Cosmetics giant Rituals discloses data breach affecting customers

Dutch cosmetics giant Rituals disclosed a data breach after attackers stole the personal information of an undisclosed number of customers from its "My Rituals" membership database.

The company revealed the security incident in a Wednesday notice, saying that the breach was discovered earlier this month after it was alerted to unauthorized downloads of its members' data.

Rituals has notified relevant authorities of the incident and has since contained the breach by blocking the attackers' access. It also added that it has yet to find evidence that the stolen information has been leaked online.

"The personal data involved (to the extent you have shared it with us) may include full name, email address, phone number, date of birth, gender, home address. We can confirm that no passwords or payment information were accessed," Rituals said.

"We have initiated an in-depth forensic investigation to understand how this happened and what measures we can take to prevent a similar incident in the future. We have also reported it to the relevant authorities."

The company says the data breach affects members of its My Rituals loyalty program, which offers exclusive rewards, gift-with-purchase benefits, and birthday gifts.

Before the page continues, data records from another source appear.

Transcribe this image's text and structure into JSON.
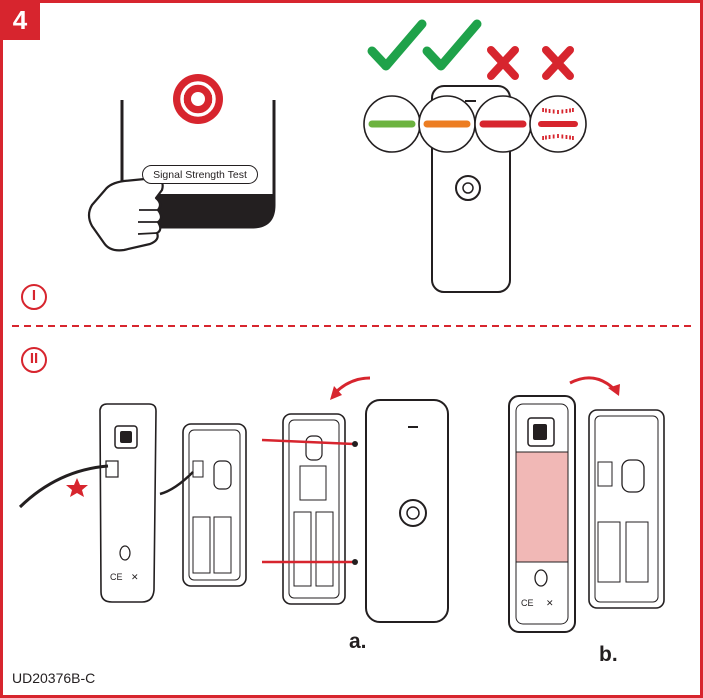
{
  "step": {
    "number": "4"
  },
  "part_one": {
    "marker": "I",
    "button_label": "Signal Strength Test",
    "indicators": [
      {
        "state": "ok",
        "light_color": "#6cb33f",
        "mark": "check-icon"
      },
      {
        "state": "ok",
        "light_color": "#ec7d22",
        "mark": "check-icon"
      },
      {
        "state": "fail",
        "light_color": "#d7252e",
        "mark": "cross-icon"
      },
      {
        "state": "fail",
        "light_color": "#d7252e",
        "mark": "cross-icon",
        "style": "flashing"
      }
    ]
  },
  "part_two": {
    "marker": "II",
    "label_a": "a.",
    "label_b": "b."
  },
  "footer": {
    "doc_code": "UD20376B-C"
  },
  "colors": {
    "brand_red": "#d7252e",
    "check_green": "#1fa24a",
    "line": "#231f20",
    "back_panel": "#f1b8b6"
  }
}
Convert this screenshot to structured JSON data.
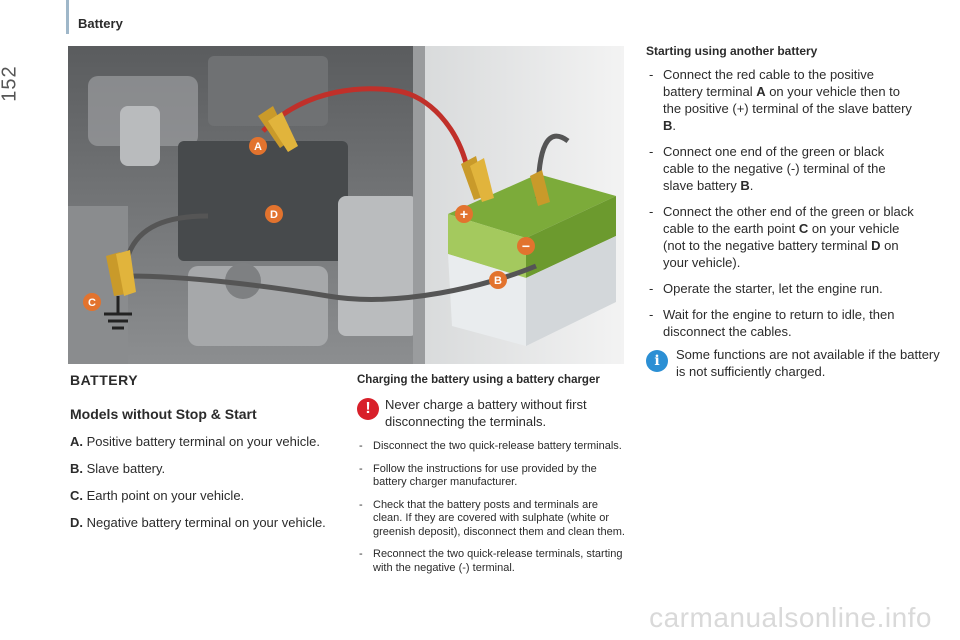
{
  "header": {
    "section": "Battery",
    "page_number": "152"
  },
  "photo": {
    "callouts": {
      "a": "A",
      "b": "B",
      "c": "C",
      "d": "D"
    },
    "terminal_plus": "+",
    "terminal_minus": "−"
  },
  "col1": {
    "title": "BATTERY",
    "subtitle": "Models without Stop & Start",
    "items": [
      {
        "key": "A.",
        "text": "Positive battery terminal on your vehicle."
      },
      {
        "key": "B.",
        "text": "Slave battery."
      },
      {
        "key": "C.",
        "text": "Earth point on your vehicle."
      },
      {
        "key": "D.",
        "text": "Negative battery terminal on your vehicle."
      }
    ]
  },
  "col2": {
    "title": "Charging the battery using a battery charger",
    "warning_glyph": "!",
    "warning": "Never charge a battery without first disconnecting the terminals.",
    "steps": [
      "Disconnect the two quick-release battery terminals.",
      "Follow the instructions for use provided by the battery charger manufacturer.",
      "Check that the battery posts and terminals are clean. If they are covered with sulphate (white or greenish deposit), disconnect them and clean them.",
      "Reconnect the two quick-release terminals, starting with the negative (-) terminal."
    ]
  },
  "col3": {
    "title": "Starting using another battery",
    "steps": [
      {
        "pre": "Connect the red cable to the positive battery terminal ",
        "b1": "A",
        "mid": " on your vehicle then to the positive (+) terminal of the slave battery ",
        "b2": "B",
        "post": "."
      },
      {
        "pre": "Connect one end of the green or black cable to the negative (-) terminal of the slave battery ",
        "b1": "B",
        "mid": ".",
        "b2": "",
        "post": ""
      },
      {
        "pre": "Connect the other end of the green or black cable to the earth point ",
        "b1": "C",
        "mid": " on your vehicle (not to the negative battery terminal ",
        "b2": "D",
        "post": " on your vehicle)."
      },
      {
        "pre": "Operate the starter, let the engine run.",
        "b1": "",
        "mid": "",
        "b2": "",
        "post": ""
      },
      {
        "pre": "Wait for the engine to return to idle, then disconnect the cables.",
        "b1": "",
        "mid": "",
        "b2": "",
        "post": ""
      }
    ],
    "info_glyph": "i",
    "info": "Some functions are not available if the battery is not sufficiently charged."
  },
  "footer": {
    "watermark": "carmanualsonline.info"
  },
  "colors": {
    "red_cable": "#c0302a",
    "dark_cable": "#555555",
    "battery_green": "#7cab3a",
    "callout_orange": "#e2732e",
    "warning_red": "#d8202a",
    "info_blue": "#2b8fd4"
  }
}
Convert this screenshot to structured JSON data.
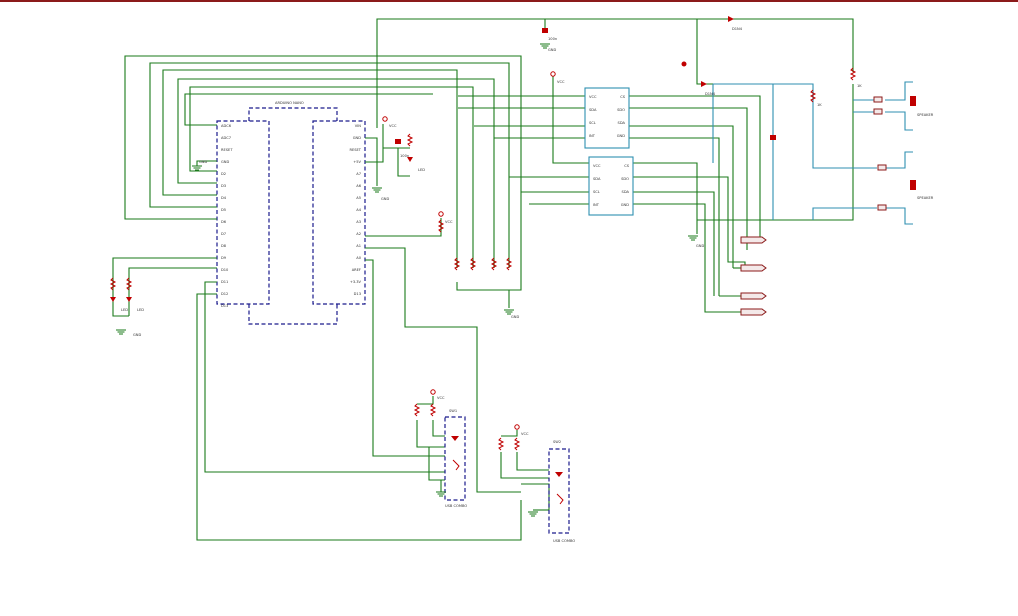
{
  "view": {
    "title": "",
    "accent_colors": {
      "wire": "#1a7a1a",
      "bus": "#2f8fb0",
      "component": "#c00000",
      "chip_outline": "#1a1a8c"
    }
  },
  "chips": {
    "mcu": {
      "name": "ARDUINO NANO",
      "left_pins": [
        "ADC6",
        "ADC7",
        "RESET",
        "GND",
        "D2",
        "D3",
        "D4",
        "D5",
        "D6",
        "D7",
        "D8",
        "D9",
        "D10",
        "D11",
        "D12",
        "D13"
      ],
      "right_pins": [
        "VIN",
        "GND",
        "RESET",
        "+5V",
        "A7",
        "A6",
        "A5",
        "A4",
        "A3",
        "A2",
        "A1",
        "A0",
        "AREF",
        "+3.3V",
        "D13"
      ]
    },
    "ic1": {
      "pins_left": [
        "VCC",
        "SDA",
        "SCL",
        "INT"
      ],
      "pins_right": [
        "CS",
        "SDO",
        "SDA",
        "GND"
      ]
    },
    "ic2": {
      "pins_left": [
        "VCC",
        "SDA",
        "SCL",
        "INT"
      ],
      "pins_right": [
        "CS",
        "SDO",
        "SDA",
        "GND"
      ]
    },
    "sw1": {
      "name": "SW1",
      "caption": "USB COMBO"
    },
    "sw2": {
      "name": "SW2",
      "caption": "USB COMBO"
    }
  },
  "labels": {
    "gnd": "GND",
    "vcc": "VCC",
    "diode": "D1N4",
    "led": "LED",
    "res": "1K",
    "cap": "100n",
    "speaker": "SPEAKER",
    "sw": "SW1",
    "sw_b": "SW2"
  }
}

While Rituals has not shared how many customers have been affected by this data breach, the company says its My Rituals has over 41 million members. TechCrunch, which first reported the incident, said Rituals also notified some customers in the United States.

Rituals has yet to disclose the nature of the cyberattack, and no cybercrime groups or threat actors have claimed responsibility for the breach.

Founded in 2000 in Amsterdam, Netherlands, Rituals now has over 12,000 employees worldwide and reported €2.4 billion in revenue in 2025. Rituals also operates more than 1,400 retail boutiques and just over 4,800 luxury perfumeries and department stores across 33 countries.

BleepingComputer reached out to a Rituals spokesperson with additional questions about the incident, but a response was not immediately available.